Be it something simple like saying “thank you” or making a grand gesture like buying a gift, the practice of gratitude can level up so many aspects of your life — from revitalizing your physical health to improving your intimate relationships.

Scientists have begun to explore just how important the practice of gratitude is. The results might surprise you.

What Science Says About Gratitude

We’re often quick to dismiss the importance of saying thank you to colleagues, family members, and those we meet in our day-to-day lives, but learning to practice gratitude on a daily basis can yield incredible results, both physically and mentally.

Those who practice gratitude on a regular basis experience:

  1. Stronger immune system
  2. Lower blood pressure
  3. Increased optimism
  4. Increased generosity
  5. Increased compassion and empathy

Scientists are also trying to understand the circumstances in which gratitude flourishes and diminishes. There are likely times in your own life in which you practiced gratitude more or less frequently. The question is — how can we turn gratitude into a habit?

How To Turn Gratitude Into A Habit

Created on the premise of sharing, caring, and being thankful for what we have, Thanksgiving is one of our favorite holidays. Family time, comfort food, crisp fall weather, and pumpkin pies. What’s not to love, right?

However, we have to admit there are times we’re not feeling gratitude. From driving in heavy traffic to long lines at the grocery store to cleaning the house before company arrives — it can all start to add up and tax our reserves. The endless to-do list seems daunting, and in times like this, it can be easy to forget what the season is all about.

Our modern lives are often like this. We’re just too busy to stop and enjoy the moment. We focus on what isn’t going right that we don’t see all that is going right.

We need help learning to practice gratitude as a habit, rather than experience it as an occasional, random act.

For me, yoga has been the key to having a regular practice of gratitude.

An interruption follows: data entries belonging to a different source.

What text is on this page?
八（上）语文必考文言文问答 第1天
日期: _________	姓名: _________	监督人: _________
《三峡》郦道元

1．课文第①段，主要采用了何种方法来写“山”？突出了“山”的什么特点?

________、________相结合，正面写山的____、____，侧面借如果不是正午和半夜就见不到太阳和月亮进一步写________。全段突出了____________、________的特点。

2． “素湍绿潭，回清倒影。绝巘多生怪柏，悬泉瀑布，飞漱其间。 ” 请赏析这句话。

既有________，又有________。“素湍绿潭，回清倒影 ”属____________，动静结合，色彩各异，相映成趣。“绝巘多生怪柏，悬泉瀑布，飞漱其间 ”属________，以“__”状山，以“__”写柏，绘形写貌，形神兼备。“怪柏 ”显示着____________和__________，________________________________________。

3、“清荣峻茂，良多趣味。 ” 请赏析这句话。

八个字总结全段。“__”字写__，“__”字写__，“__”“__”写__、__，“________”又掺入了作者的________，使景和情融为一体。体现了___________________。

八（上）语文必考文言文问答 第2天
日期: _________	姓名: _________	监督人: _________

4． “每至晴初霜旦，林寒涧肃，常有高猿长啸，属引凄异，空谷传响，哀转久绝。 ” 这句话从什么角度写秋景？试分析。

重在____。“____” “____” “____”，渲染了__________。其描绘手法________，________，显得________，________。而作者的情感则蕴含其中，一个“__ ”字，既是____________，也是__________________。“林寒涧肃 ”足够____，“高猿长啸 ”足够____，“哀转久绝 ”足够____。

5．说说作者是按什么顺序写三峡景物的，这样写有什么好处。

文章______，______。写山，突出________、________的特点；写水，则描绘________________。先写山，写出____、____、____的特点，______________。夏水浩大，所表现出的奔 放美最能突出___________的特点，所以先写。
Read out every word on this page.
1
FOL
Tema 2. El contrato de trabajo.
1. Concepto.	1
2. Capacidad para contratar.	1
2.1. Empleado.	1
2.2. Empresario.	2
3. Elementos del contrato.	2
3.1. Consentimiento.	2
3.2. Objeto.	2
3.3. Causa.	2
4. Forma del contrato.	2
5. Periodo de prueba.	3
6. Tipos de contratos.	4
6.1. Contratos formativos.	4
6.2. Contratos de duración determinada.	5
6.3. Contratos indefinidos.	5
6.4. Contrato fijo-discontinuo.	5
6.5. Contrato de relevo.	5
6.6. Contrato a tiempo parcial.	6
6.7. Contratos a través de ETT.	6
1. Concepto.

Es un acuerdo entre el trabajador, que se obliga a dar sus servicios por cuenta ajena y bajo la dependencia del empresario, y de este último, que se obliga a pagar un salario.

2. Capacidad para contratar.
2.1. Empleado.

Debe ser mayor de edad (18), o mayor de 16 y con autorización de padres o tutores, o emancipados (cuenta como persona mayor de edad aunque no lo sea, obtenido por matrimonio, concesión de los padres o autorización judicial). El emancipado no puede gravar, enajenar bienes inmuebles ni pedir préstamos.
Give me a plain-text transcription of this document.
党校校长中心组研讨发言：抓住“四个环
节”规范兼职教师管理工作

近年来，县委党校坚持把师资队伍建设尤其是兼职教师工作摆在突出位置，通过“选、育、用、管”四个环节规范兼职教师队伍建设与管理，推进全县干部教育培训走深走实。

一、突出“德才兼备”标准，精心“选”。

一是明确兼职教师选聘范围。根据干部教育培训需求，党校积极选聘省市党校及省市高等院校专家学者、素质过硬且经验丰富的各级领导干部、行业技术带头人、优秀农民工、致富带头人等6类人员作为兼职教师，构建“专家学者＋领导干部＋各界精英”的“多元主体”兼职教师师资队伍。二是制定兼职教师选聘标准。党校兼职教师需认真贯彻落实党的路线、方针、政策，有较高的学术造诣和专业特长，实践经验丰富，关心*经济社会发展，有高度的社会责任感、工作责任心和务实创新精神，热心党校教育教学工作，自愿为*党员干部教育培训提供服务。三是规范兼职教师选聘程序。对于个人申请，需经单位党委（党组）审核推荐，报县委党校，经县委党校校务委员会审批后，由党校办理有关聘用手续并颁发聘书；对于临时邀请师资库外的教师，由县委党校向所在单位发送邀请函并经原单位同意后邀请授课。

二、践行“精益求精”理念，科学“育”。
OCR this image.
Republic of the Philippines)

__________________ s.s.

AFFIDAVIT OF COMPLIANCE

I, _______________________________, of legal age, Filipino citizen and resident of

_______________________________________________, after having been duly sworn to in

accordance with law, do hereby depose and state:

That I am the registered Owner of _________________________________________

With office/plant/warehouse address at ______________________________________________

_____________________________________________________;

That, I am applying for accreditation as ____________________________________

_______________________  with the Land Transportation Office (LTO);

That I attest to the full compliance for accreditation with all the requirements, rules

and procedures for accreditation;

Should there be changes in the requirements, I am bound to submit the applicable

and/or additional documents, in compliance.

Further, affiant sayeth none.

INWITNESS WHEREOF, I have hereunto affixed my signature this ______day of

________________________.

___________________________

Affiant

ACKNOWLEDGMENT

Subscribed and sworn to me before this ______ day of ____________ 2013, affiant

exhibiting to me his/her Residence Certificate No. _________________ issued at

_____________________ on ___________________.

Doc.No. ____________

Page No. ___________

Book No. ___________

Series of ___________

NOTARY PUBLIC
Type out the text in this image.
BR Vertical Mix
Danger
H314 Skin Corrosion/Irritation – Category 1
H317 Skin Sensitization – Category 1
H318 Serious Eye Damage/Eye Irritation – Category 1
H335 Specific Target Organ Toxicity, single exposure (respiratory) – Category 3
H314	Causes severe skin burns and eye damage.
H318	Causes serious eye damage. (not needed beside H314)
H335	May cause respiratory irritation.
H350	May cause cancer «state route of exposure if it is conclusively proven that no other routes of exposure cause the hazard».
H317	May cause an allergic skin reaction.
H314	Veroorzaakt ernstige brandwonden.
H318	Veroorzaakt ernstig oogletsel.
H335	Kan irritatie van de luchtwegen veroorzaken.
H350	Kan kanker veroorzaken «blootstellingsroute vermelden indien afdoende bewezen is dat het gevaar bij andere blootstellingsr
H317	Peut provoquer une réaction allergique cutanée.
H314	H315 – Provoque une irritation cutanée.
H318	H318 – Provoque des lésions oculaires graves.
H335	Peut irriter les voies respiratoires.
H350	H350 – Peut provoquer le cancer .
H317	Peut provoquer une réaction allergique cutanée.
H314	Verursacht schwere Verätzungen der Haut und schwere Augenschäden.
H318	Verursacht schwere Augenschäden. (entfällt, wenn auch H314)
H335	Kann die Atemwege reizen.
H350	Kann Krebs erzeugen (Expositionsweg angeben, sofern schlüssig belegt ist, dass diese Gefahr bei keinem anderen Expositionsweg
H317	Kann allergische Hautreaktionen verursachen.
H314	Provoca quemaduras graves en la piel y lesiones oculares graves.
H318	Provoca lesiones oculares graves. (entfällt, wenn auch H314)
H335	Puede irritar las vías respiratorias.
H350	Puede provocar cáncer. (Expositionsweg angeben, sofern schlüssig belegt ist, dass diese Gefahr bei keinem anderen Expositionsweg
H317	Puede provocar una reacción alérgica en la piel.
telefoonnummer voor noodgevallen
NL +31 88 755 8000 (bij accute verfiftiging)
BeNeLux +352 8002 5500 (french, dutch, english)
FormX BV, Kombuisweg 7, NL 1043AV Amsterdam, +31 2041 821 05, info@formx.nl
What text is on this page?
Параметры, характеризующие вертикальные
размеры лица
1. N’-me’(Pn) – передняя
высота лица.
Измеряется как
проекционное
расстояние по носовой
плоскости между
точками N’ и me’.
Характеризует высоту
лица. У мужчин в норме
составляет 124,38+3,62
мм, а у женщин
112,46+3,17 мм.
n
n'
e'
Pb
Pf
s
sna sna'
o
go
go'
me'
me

How can yoga help us practice gratitude more often? Here are 5 ways yoga can encourage gratitude.

5 Ways To Practice Gratitude With Yoga

  1. Staying in the present moment. Yoga helps us to develop this habit. When we are focused in the present moment we can see the positive side of life more easily and feel the gratitude.
  2. Stimulating the part of our brain that helps us to feel more connected with others. It becomes easier to express our gratitude to others when we feel better connected.
  3. Yoga takes us inward. We can take the time to think about all that we have to be grateful for, even during times of great stress.
  4. When our emotions start to get the best of us, yoga helps us to calm down, get centered and see the blessings in our life for which we can express gratitude.
  5. With a regular yoga practice we are less stressed by life’s ups and downs. We take time to breathe, be mindful, and appreciate the small moments.

The great thing about yoga is that you can practice it by yourself, or with others. Finding a community of like-minded people to encourage you toward keeping a regular practice may be one of the most beneficial ways to develop a habit of practicing gratitude.

Now that you know how important practicing gratitude can be, try these tips to get your gratitude glow on!

  • Instead of impatience in the grocery store lines, look at your grocery basket and be grateful for everything in it.
  • Instead of grumbling in the kitchen as you try to prepare a meal, be grateful for the food, family, and friends that are present to eat with you.
  • Instead of being irked by well-meaning family members or friends, love them for who they are with all of their faults and quirks.
  • Instead of fretting about the weather, be grateful you’re able to experience the wide spectrum Mother Nature has to offer.